A long time ago (but not so far away) I took a fancy to producing my own self-striping yarn. The principle is simple - you dye the yarn in REALLY long skeins so you end up with REALLY long color intervals. I had some slightly-prickly, natural gray, handspun suri alpaca that I thought would make a great pillow for propping my feet on. I wound it into one humongous skein using a warping board, and dyed one end brick red and the other steel blue, leaving gray in the middle. So far so good. Happily I knitted up a swatch. The stripes were not anywhere as wide as I had hoped (apparently you need to use REALLY REALLY long skeins) but the resulting narrow stripes would be attractive. To make a nice sturdy pillow fabric, I marked 20ss by 20 rows with thread, and threw the swatch in the wash with my jeans. The resulting fulled fabric was lovely and the colors didn't fade or run. All still good. I did some calculations for size to fit the pillow insert I already had, and launched into knitting. This is where the project stalled.

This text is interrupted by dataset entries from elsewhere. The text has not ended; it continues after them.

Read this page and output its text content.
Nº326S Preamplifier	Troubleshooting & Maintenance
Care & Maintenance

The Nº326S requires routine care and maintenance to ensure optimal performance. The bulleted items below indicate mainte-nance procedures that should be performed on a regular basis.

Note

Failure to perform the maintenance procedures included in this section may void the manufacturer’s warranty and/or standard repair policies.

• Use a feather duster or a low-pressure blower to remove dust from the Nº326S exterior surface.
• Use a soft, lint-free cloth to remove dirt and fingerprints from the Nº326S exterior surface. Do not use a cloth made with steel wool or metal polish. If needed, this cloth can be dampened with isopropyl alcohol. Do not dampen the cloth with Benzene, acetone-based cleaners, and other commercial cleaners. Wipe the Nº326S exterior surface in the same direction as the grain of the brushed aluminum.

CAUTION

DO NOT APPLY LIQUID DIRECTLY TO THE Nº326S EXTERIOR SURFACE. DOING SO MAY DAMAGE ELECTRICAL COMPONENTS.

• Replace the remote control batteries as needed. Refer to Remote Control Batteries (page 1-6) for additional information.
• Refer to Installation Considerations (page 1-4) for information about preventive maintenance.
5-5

It was Boring. Really Boring. The project was shoved to the side over and over in favor of more interesting projects. Even when I did work on it, progress was slow. At times it would sit untouched in its basket for months. I gave up on the idea of ever making a second pillow cover (for which I had planned enough yarn) and finally muscled through to the finish. Production was painful, but at least I would have a really great pillow. At this point my only concern was that the trip through the wash might cause the fabric to shrink unequally with the swatch. Just in case, I threw the rectangle of fabric into the washer before sewing up the sides. As it went round and round in the washer, I dreamed happily of my very superior finished pillow. All the torturous hours of knitting such a small pillow cover would be so worth it!

Then I took the thing out of the wash. Despite the happy results of the swatch, the colors in the pillow cover had all run together into a bruise-colored mess. I cannot describe how awful it looked. (I couldn't even look at it long enough to take pictures.) I have no idea why the dyes in the swatch didn't run under the same conditions. Additionally, the edges had curled up and felted themselves into place in solid little rolls. A sane person would have given up at this point. It took a sharp pair of scissors and several hours of work to tease/tear apart these rolls. In hopes of salvaging the many hours of work, I threw the pillow cover into a vat of dark green dye. You can see from the picture above how far the result is from my initial intentions. I now have a somewhat ugly little pillow to show for all the angst.

At least Zach really likes it.

2 comments:

Laura said...

This is why Knitting machines were invented...

Too bad about the color running - don't know why that would have happened in the finished piece, and not the swatch, unless there was enough water with the swatch to dilute the dye to nothingness.

Sharon said...

Boy, you are tenacious! You did get a pillow out of it, or I mean Zach got a pillow out of it. I'm sure he's very pleased with the results, though I must say that was a convoluted journey.